The village was founded in the 16th century by Garur Mitra. Further development of the village was done by Arjun Mitra Majumdar, grandson of Garur Mitra. The name of the village is based on the word Kurma (Tortoise in Sanskrit), since the initial landscape of the village resembled the body of a tortoise.

== Transport ==
- By Road Service- There are 7 private buses to connect the village with Rampurhat directly & among these buses 1 bus goes Suri. Nearest National Highway is NH-60 (Morgram to Panagarh via Nalhati, Rampurhat, Suri, Dubrajpur, Ilambazar) which goes through Tejhati village which is 5 km towards west from Kurumgram.

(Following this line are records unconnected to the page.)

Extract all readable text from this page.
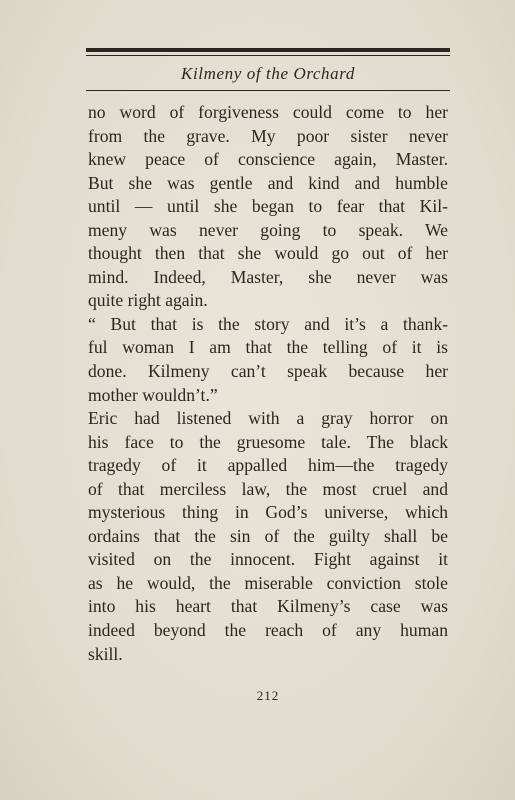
Kilmeny of the Orchard
no word of forgiveness could come to her
from the grave. My poor sister never
knew peace of conscience again, Master.
But she was gentle and kind and humble
until — until she began to fear that Kil-
meny was never going to speak. We
thought then that she would go out of her
mind. Indeed, Master, she never was
quite right again.
“ But that is the story and it’s a thank-
ful woman I am that the telling of it is
done. Kilmeny can’t speak because her
mother wouldn’t.”
Eric had listened with a gray horror on
his face to the gruesome tale. The black
tragedy of it appalled him—the tragedy
of that merciless law, the most cruel and
mysterious thing in God’s universe, which
ordains that the sin of the guilty shall be
visited on the innocent. Fight against it
as he would, the miserable conviction stole
into his heart that Kilmeny’s case was
indeed beyond the reach of any human
skill.
212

Kurumgram is connected with NH-60 through Sardha-Kurumgram-Tejhati road (12 ft width) which is maintained by the Government of West Bengal. Beside buses there are many "Toto Rikshas" available from Tejhati to reach Kurumgram. There are buses available in every 10 minutes from Tejhati to Rampurhat and Nalhati in common week days.
- Railway Service- The nearest railway station from Kurumgram is Swadinpur-SDLE (9.5 km). The other railway stations nearby are Nalhati Junction-NHT (10 km) and Rampurhat Junction railway station-RPH (14 km). RPH-Rampurhat Junction is one of major Railway stations of Howrah Division of Eastern Railway zone which is connected with Kolkata, South Bengal, South India, some parts of Middle and Western India, North India, North Bengal and the whole North-East India.
- Airports- The nearest domestic airport is Kazi Nazrul Islam Airport in Durgapur (124 km) and the nearest international airport is Netaji Subhas Chandra Bose International Airport in Kolkata.

== Education ==
There are two Bengali-medium Government primary schools (class I-IV) in Kurumgram - Kurumgram Boys' Primary School and Kurumgram Girls' Primary School. There is a private missionary nursery (primary) English medium school- Sree Sree Ramkrishna Sishu Vidyapith. There is a co-educational Government Bengali-medium Higher Secondary School, Mitrabhum High School, the oldest High School in this area, set up in 1921. Students from nearby villages and nearby towns come here to study.

There are no colleges in Kurumgram village. The nearest colleges are Rampurhat College and Hiralal Bhakat College (Nalhati), and Sofia Girls' College.